My friend had his own accommodations, so I stayed with my brother in Staten Island. Making my way to a girlfriend’s apartment in Brooklyn, I immediately felt energized. The Fort Greene area where she lived was electric, and I could hardly contain my excitement as I walked down the store- and restaurant-lined streets. Brooklyn was a city where walking offered the gift of encounters — maybe even life-changing ones —and I was ready for mine.
An army-fatigue maxi-skirt caught my attention in a store window, and I could see that it would fit my slim figure perfectly. I stepped into the boutique and was greeted by a man with a golden complexion and long locks. His features were strong and masculine — full lips, a large nose and a finely chiseled jaw. To this day, I swear I heard angels sing when he approached.
“You’ll look nice in the skirt," he said. "I designed it with women like you in mind."
I felt the store spin around and white light filled my vision. When it finally subsided, I found us gazing into each other's eyes. James and I exchanged numbers and made plans to meet again for dinner the next evening.
When I returned to Los Angeles a few days later, I decided to move to New York and start a new life. James — handsome and charming, a dream come true — was sure to be my savior.
My brother and his wife readily agreed that I could come and stay with them. They’d been married for more than 20 years and rarely said no if someone needed help. By the time the holidays rolled around, I was shipping off to New York, trusting that the city’s energy (and one of its most attractive residents) would open the door to a new Monique.
Things were immediately not what I had expected. The day after I arrived, I woke to the sound of my sister-in-law packing her things.
“You can take care of him now," she shouted at me. "I’m leaving.”
She left before my brother was home from work. While this event cast a pall on my new adventure, I was still glad to be in the Big Apple. It was almost Christmas and my ferry ride from Staten Island into the city each day felt like a world away from the freeways of Los Angeles. Best of all, the man who’d blinded me with his love light when I first set eyes on him was having a birthday party that weekend.
We met at his home before we headed out to dinner. He had a gorgeous Christmas tree and was dressed in clothing that perfectly reflected his casual but confident attitude. We sat for moment and drank a glass of wine. I was excited and felt special that he had invited me to his celebration this early in our relationship. “Yes,” I thought, “he must be ‘the one.’”
We entered the restaurant and sat down at a large banquet table with about 40 other people. Apparently, we were the last two to arrive. I quickly noticed that most of the other guests were women, and could feel their stares piercing right through me. It took little imagination to know that a number of them were thinking, “Who is she? And what is she doing here?” All of a sudden, the reality of the situation hit me — I was new to the city, with my new suitor, on his birthday — and I couldn’t wait for the evening to end.
When I returned to my brother’s house the next morning, he greeted me with his typical calm demeanor.
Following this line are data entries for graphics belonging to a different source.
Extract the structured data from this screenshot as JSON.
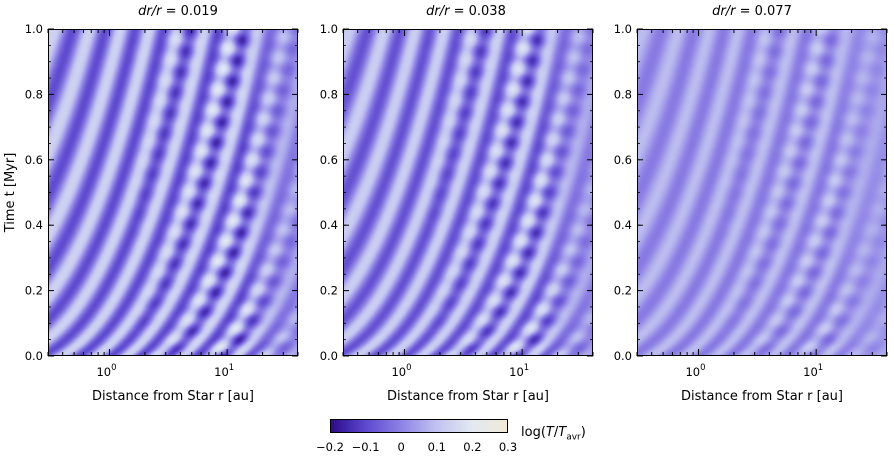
{
  "chart_data": [
    {
      "type": "heatmap",
      "title": "dr/r = 0.019",
      "title_parts": {
        "italic": "dr/r",
        "rest": " = 0.019"
      },
      "xlabel": "Distance from Star  r [au]",
      "ylabel": "Time  t  [Myr]",
      "xscale": "log",
      "xlim": [
        0.3,
        40
      ],
      "ylim": [
        0.0,
        1.0
      ],
      "xticks": [
        {
          "value": 1,
          "label": "10^0"
        },
        {
          "value": 10,
          "label": "10^1"
        }
      ],
      "yticks": [
        "0.0",
        "0.2",
        "0.4",
        "0.6",
        "0.8",
        "1.0"
      ],
      "value_range": [
        -0.2,
        0.3
      ],
      "wave_strength": 1.0
    },
    {
      "type": "heatmap",
      "title": "dr/r = 0.038",
      "title_parts": {
        "italic": "dr/r",
        "rest": " = 0.038"
      },
      "xlabel": "Distance from Star  r [au]",
      "ylabel": "",
      "xscale": "log",
      "xlim": [
        0.3,
        40
      ],
      "ylim": [
        0.0,
        1.0
      ],
      "xticks": [
        {
          "value": 1,
          "label": "10^0"
        },
        {
          "value": 10,
          "label": "10^1"
        }
      ],
      "yticks": [
        "0.0",
        "0.2",
        "0.4",
        "0.6",
        "0.8",
        "1.0"
      ],
      "value_range": [
        -0.2,
        0.3
      ],
      "wave_strength": 0.9
    },
    {
      "type": "heatmap",
      "title": "dr/r = 0.077",
      "title_parts": {
        "italic": "dr/r",
        "rest": " = 0.077"
      },
      "xlabel": "Distance from Star  r [au]",
      "ylabel": "",
      "xscale": "log",
      "xlim": [
        0.3,
        40
      ],
      "ylim": [
        0.0,
        1.0
      ],
      "xticks": [
        {
          "value": 1,
          "label": "10^0"
        },
        {
          "value": 10,
          "label": "10^1"
        }
      ],
      "yticks": [
        "0.0",
        "0.2",
        "0.4",
        "0.6",
        "0.8",
        "1.0"
      ],
      "value_range": [
        -0.2,
        0.3
      ],
      "wave_strength": 0.55
    }
  ],
  "colorbar": {
    "label": "log(T/T_avr)",
    "ticks": [
      "−0.2",
      "−0.1",
      "0",
      "0.1",
      "0.2",
      "0.3"
    ],
    "colors": [
      "#2e0d8c",
      "#5f4bd0",
      "#8f84e6",
      "#c2c4f0",
      "#e3e9f3",
      "#f1ead6"
    ]
  }
}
“How was your evening?” he asked.
I gave him all the ugly details — the woman who nearly killed me with her venomous stares, the table swarming with James’s several ex- and current girlfriends, his efforts to be “gracious” toward me and finally how his brother kept me company for most of the night.
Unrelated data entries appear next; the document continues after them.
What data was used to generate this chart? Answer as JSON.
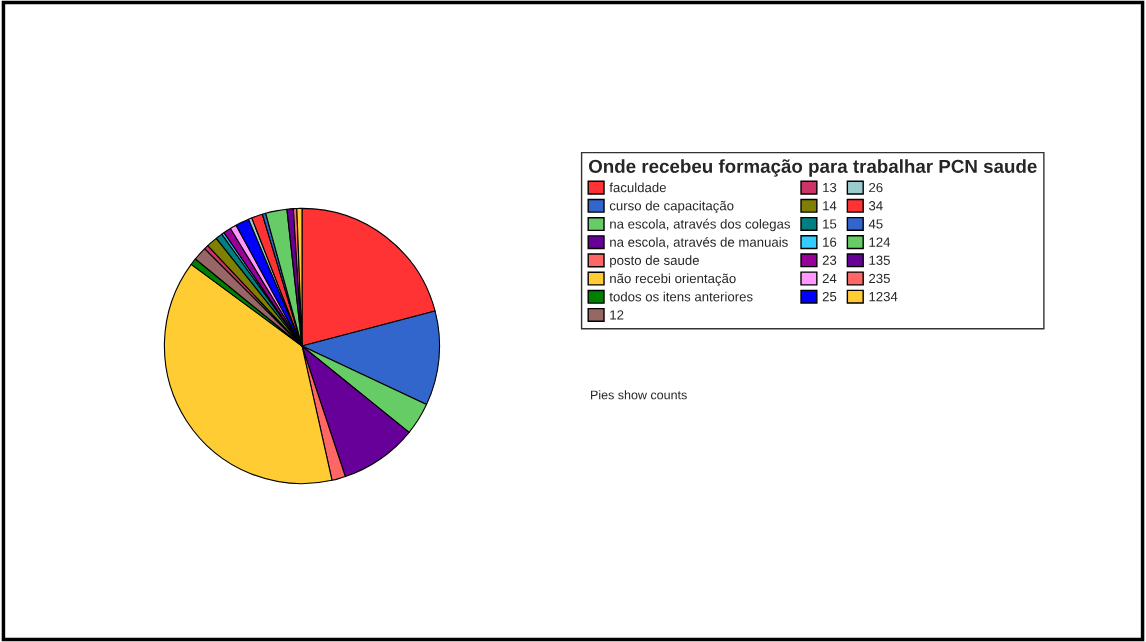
{
  "chart_data": {
    "type": "pie",
    "legend_title": "Onde recebeu formação para trabalhar PCN saude",
    "legend": "right",
    "categories": [
      "faculdade",
      "curso de capacitação",
      "na escola, através dos colegas",
      "na escola, através de manuais",
      "posto de saude",
      "não recebi orientação",
      "todos os itens anteriores",
      "12",
      "13",
      "14",
      "15",
      "16",
      "23",
      "24",
      "25",
      "26",
      "34",
      "45",
      "124",
      "135",
      "235",
      "1234"
    ],
    "values": [
      20.9,
      11.1,
      3.8,
      9.1,
      1.6,
      38.6,
      0.8,
      1.6,
      0.5,
      1.3,
      0.8,
      0.3,
      0.9,
      0.75,
      1.6,
      0.4,
      1.3,
      0.4,
      2.5,
      0.75,
      0.4,
      0.6
    ],
    "colors": [
      "#ff3333",
      "#3366cc",
      "#66cc66",
      "#660099",
      "#ff6666",
      "#ffcc33",
      "#008000",
      "#996666",
      "#cc3366",
      "#808000",
      "#008080",
      "#33ccff",
      "#990099",
      "#ff99ff",
      "#0000ff",
      "#99cccc",
      "#ff3333",
      "#3366cc",
      "#66cc66",
      "#660099",
      "#ff6666",
      "#ffcc33"
    ],
    "annotations": [
      "Pies show counts"
    ]
  }
}
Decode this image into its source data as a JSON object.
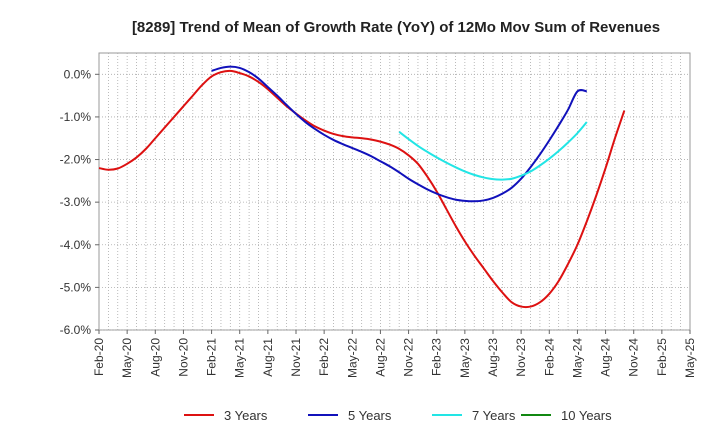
{
  "chart_data": {
    "type": "line",
    "title": "[8289]  Trend of Mean of Growth Rate (YoY) of 12Mo Mov Sum of Revenues",
    "xlabel": "",
    "ylabel": "",
    "ylim": [
      -6.0,
      0.5
    ],
    "y_ticks": [
      "0.0%",
      "-1.0%",
      "-2.0%",
      "-3.0%",
      "-4.0%",
      "-5.0%",
      "-6.0%"
    ],
    "y_tick_values": [
      0,
      -1,
      -2,
      -3,
      -4,
      -5,
      -6
    ],
    "x_ticks": [
      "Feb-20",
      "May-20",
      "Aug-20",
      "Nov-20",
      "Feb-21",
      "May-21",
      "Aug-21",
      "Nov-21",
      "Feb-22",
      "May-22",
      "Aug-22",
      "Nov-22",
      "Feb-23",
      "May-23",
      "Aug-23",
      "Nov-23",
      "Feb-24",
      "May-24",
      "Aug-24",
      "Nov-24",
      "Feb-25",
      "May-25"
    ],
    "grid": true,
    "series": [
      {
        "name": "3 Years",
        "color": "#dd1111",
        "x": [
          0,
          1,
          2,
          3,
          4,
          5,
          6,
          7,
          8,
          9,
          10,
          11,
          12,
          13,
          14,
          15,
          16,
          17,
          18,
          19,
          20,
          21,
          22,
          23,
          24,
          25,
          26,
          27,
          28,
          29,
          30,
          31,
          32,
          33,
          34,
          35,
          36,
          37,
          38,
          39,
          40,
          41,
          42,
          43,
          44,
          45,
          46,
          47,
          48,
          49,
          50,
          51,
          52,
          53,
          54,
          55,
          56,
          57,
          58,
          59,
          60
        ],
        "values": [
          -2.2,
          -2.24,
          -2.21,
          -2.1,
          -1.95,
          -1.75,
          -1.5,
          -1.25,
          -1.0,
          -0.75,
          -0.5,
          -0.25,
          -0.05,
          0.05,
          0.08,
          0.03,
          -0.05,
          -0.18,
          -0.35,
          -0.55,
          -0.75,
          -0.92,
          -1.08,
          -1.22,
          -1.32,
          -1.4,
          -1.45,
          -1.48,
          -1.5,
          -1.53,
          -1.58,
          -1.65,
          -1.75,
          -1.9,
          -2.1,
          -2.4,
          -2.75,
          -3.15,
          -3.55,
          -3.92,
          -4.25,
          -4.55,
          -4.85,
          -5.12,
          -5.35,
          -5.45,
          -5.45,
          -5.35,
          -5.15,
          -4.85,
          -4.45,
          -4.0,
          -3.45,
          -2.85,
          -2.2,
          -1.5,
          -0.85,
          null,
          null,
          null,
          null
        ]
      },
      {
        "name": "5 Years",
        "color": "#1111bb",
        "x": [
          12,
          13,
          14,
          15,
          16,
          17,
          18,
          19,
          20,
          21,
          22,
          23,
          24,
          25,
          26,
          27,
          28,
          29,
          30,
          31,
          32,
          33,
          34,
          35,
          36,
          37,
          38,
          39,
          40,
          41,
          42,
          43,
          44,
          45,
          46,
          47,
          48,
          49,
          50,
          51,
          52,
          53,
          54,
          55,
          56
        ],
        "values": [
          0.08,
          0.15,
          0.18,
          0.15,
          0.05,
          -0.1,
          -0.3,
          -0.5,
          -0.72,
          -0.93,
          -1.12,
          -1.28,
          -1.42,
          -1.54,
          -1.64,
          -1.73,
          -1.82,
          -1.92,
          -2.04,
          -2.16,
          -2.3,
          -2.45,
          -2.58,
          -2.7,
          -2.8,
          -2.88,
          -2.94,
          -2.97,
          -2.98,
          -2.96,
          -2.9,
          -2.8,
          -2.66,
          -2.45,
          -2.18,
          -1.88,
          -1.55,
          -1.2,
          -0.83,
          -0.4,
          -0.4,
          null,
          null,
          null,
          null
        ]
      },
      {
        "name": "7 Years",
        "color": "#22e5e5",
        "x": [
          32,
          33,
          34,
          35,
          36,
          37,
          38,
          39,
          40,
          41,
          42,
          43,
          44,
          45,
          46,
          47,
          48,
          49,
          50,
          51,
          52,
          53,
          54,
          55,
          56
        ],
        "values": [
          -1.35,
          -1.52,
          -1.68,
          -1.82,
          -1.95,
          -2.07,
          -2.18,
          -2.28,
          -2.36,
          -2.42,
          -2.46,
          -2.47,
          -2.45,
          -2.38,
          -2.28,
          -2.14,
          -1.98,
          -1.8,
          -1.6,
          -1.38,
          -1.12,
          null,
          null,
          null,
          null
        ]
      },
      {
        "name": "10 Years",
        "color": "#118811",
        "x": [],
        "values": []
      }
    ],
    "x_domain": [
      0,
      63
    ],
    "legend": "bottom"
  }
}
“Mo, why do you chase men?" my brother finally asked. "You don’t have to answer that, but do you know you don’t need to do it?”
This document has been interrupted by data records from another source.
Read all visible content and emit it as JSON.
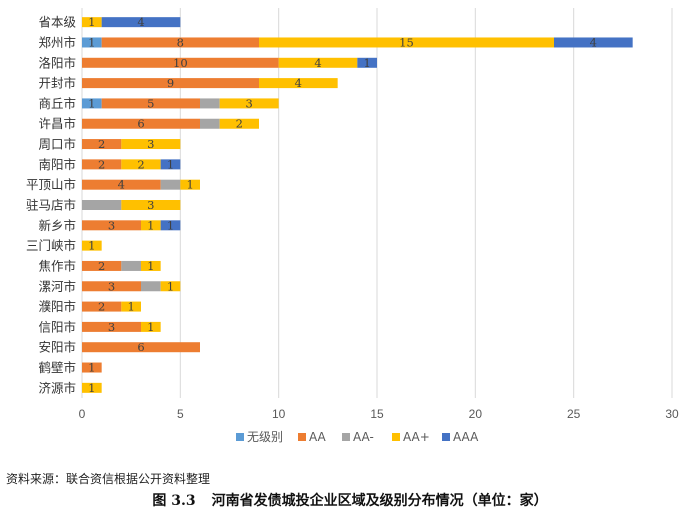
{
  "chart_data": {
    "type": "bar",
    "stacked": true,
    "orientation": "horizontal",
    "categories": [
      "省本级",
      "郑州市",
      "洛阳市",
      "开封市",
      "商丘市",
      "许昌市",
      "周口市",
      "南阳市",
      "平顶山市",
      "驻马店市",
      "新乡市",
      "三门峡市",
      "焦作市",
      "漯河市",
      "濮阳市",
      "信阳市",
      "安阳市",
      "鹤壁市",
      "济源市"
    ],
    "series": [
      {
        "name": "无级别",
        "color": "#5B9BD5",
        "values": [
          0,
          1,
          0,
          0,
          1,
          0,
          0,
          0,
          0,
          0,
          0,
          0,
          0,
          0,
          0,
          0,
          0,
          0,
          0
        ]
      },
      {
        "name": "AA",
        "color": "#ED7D31",
        "values": [
          0,
          8,
          10,
          9,
          5,
          6,
          2,
          2,
          4,
          0,
          3,
          0,
          2,
          3,
          2,
          3,
          6,
          1,
          0
        ]
      },
      {
        "name": "AA-",
        "color": "#A5A5A5",
        "values": [
          0,
          0,
          0,
          0,
          1,
          1,
          0,
          0,
          1,
          2,
          0,
          0,
          1,
          1,
          0,
          0,
          0,
          0,
          0
        ]
      },
      {
        "name": "AA+",
        "color": "#FFC000",
        "values": [
          1,
          15,
          4,
          4,
          3,
          2,
          3,
          2,
          1,
          3,
          1,
          1,
          1,
          1,
          1,
          1,
          0,
          0,
          1
        ]
      },
      {
        "name": "AAA",
        "color": "#4472C4",
        "values": [
          4,
          4,
          1,
          0,
          0,
          0,
          0,
          1,
          0,
          0,
          1,
          0,
          0,
          0,
          0,
          0,
          0,
          0,
          0
        ]
      }
    ],
    "labels": [
      [
        "",
        "1",
        "",
        "",
        "1",
        "",
        "",
        "",
        "",
        "",
        "",
        "",
        "",
        "",
        "",
        "",
        "",
        "",
        ""
      ],
      [
        "",
        "8",
        "10",
        "9",
        "5",
        "6",
        "2",
        "2",
        "4",
        "",
        "3",
        "",
        "2",
        "3",
        "2",
        "3",
        "6",
        "1",
        ""
      ],
      [
        "",
        "",
        "",
        "",
        "",
        "",
        "",
        "",
        "",
        "",
        "",
        "",
        "",
        "",
        "",
        "",
        "",
        "",
        ""
      ],
      [
        "1",
        "15",
        "4",
        "4",
        "3",
        "2",
        "3",
        "2",
        "1",
        "3",
        "1",
        "1",
        "1",
        "1",
        "1",
        "1",
        "",
        "",
        "1"
      ],
      [
        "4",
        "4",
        "1",
        "",
        "",
        "",
        "",
        "1",
        "",
        "",
        "1",
        "",
        "",
        "",
        "",
        "",
        "",
        "",
        ""
      ]
    ],
    "x_ticks": [
      "0",
      "5",
      "10",
      "15",
      "20",
      "25",
      "30"
    ],
    "xlim": [
      0,
      30
    ],
    "grid": "vertical",
    "legend": "bottom"
  },
  "source_note": "资料来源：联合资信根据公开资料整理",
  "caption": {
    "number": "图 3.3",
    "text": "河南省发债城投企业区域及级别分布情况（单位：家）"
  }
}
I laid there quietly thinking about his words. In that moment, I realized that I’d mistaken the light for the path itself. James was not my savior, but the light that guided me to New York, like the star in the east that shone for the three wise men, was real. It was my brother.
I spent the next 6 months in New York, living with and learning from him. The collision of his divorce and my cross-country crisis would prove to be exactly what we both needed to mend our broken hearts.